The Complexity of Markov Equilibrium in Stochastic Games

TL;DR

This paper proves that computing approximate stationary Markov CCEs in general-sum stochastic games is computationally intractable, highlighting fundamental differences from normal-form games and single-agent RL, and offers a decentralized algorithm for nonstationary CCEs.

Contribution

It establishes the intractability of stationary Markov CCE computation in stochastic games and provides a polynomial-time decentralized algorithm for nonstationary CCE learning.

Findings

Computing approximate stationary Markov CCEs is intractable in general-sum stochastic games.

Normal-form games allow efficient computation of exact CCEs, unlike stochastic games.

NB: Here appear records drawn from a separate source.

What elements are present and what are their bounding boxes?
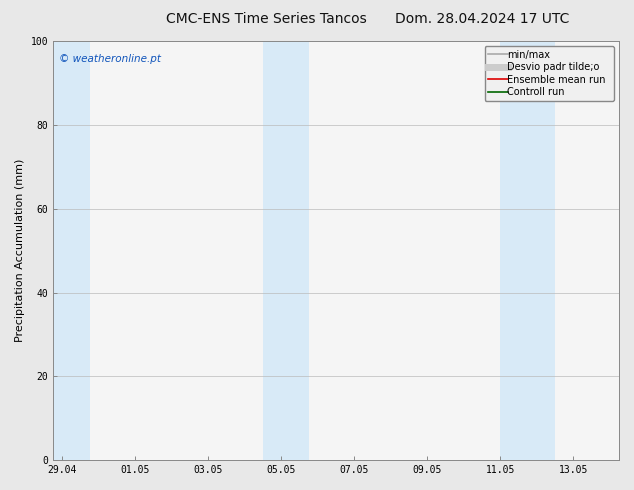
Text: CMC-ENS Time Series Tancos: CMC-ENS Time Series Tancos [166,12,366,26]
Text: © weatheronline.pt: © weatheronline.pt [59,53,160,64]
Bar [53,41,89,460]
Bar [263,41,309,460]
Y-axis label: Precipitation Accumulation (mm): Precipitation Accumulation (mm) [15,159,25,343]
Legend: min/max, Desvio padr tilde;o, Ensemble mean run, Controll run: min/max, Desvio padr tilde;o, Ensemble m… [484,46,614,101]
Bar [500,41,555,460]
Text: Dom. 28.04.2024 17 UTC: Dom. 28.04.2024 17 UTC [394,12,569,26]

A decentralized polynomial-time algorithm can learn nonstationary Markov CCE policies.

Abstract

We show that computing approximate stationary Markov coarse correlated equilibria (CCE) in general-sum stochastic games is computationally intractable, even when there are two players, the game is turn-based, the discount factor is an absolute constant, and the approximation is an absolute constant. Our intractability results stand in sharp contrast to normal-form games where exact CCEs are efficiently computable. A fortiori, our results imply that there are no efficient algorithms for learning stationary Markov CCE policies in multi-agent reinforcement learning (MARL), even when the interaction is two-player and turn-based, and both the discount factor and the desired approximation of the learned policies is an absolute constant. In turn, these results stand in sharp contrast to single-agent reinforcement learning (RL) where near-optimal stationary Markov policies can be efficiently learned. Complementing our intractability results for stationary Markov CCEs, we provide a decentralized algorithm (assuming shared randomness among players) for learning a nonstationary Markov CCE policy with polynomial time and sample complexity in all problem parameters. Previous work for learning Markov CCE policies all required exponential time and sample complexity in the number of players.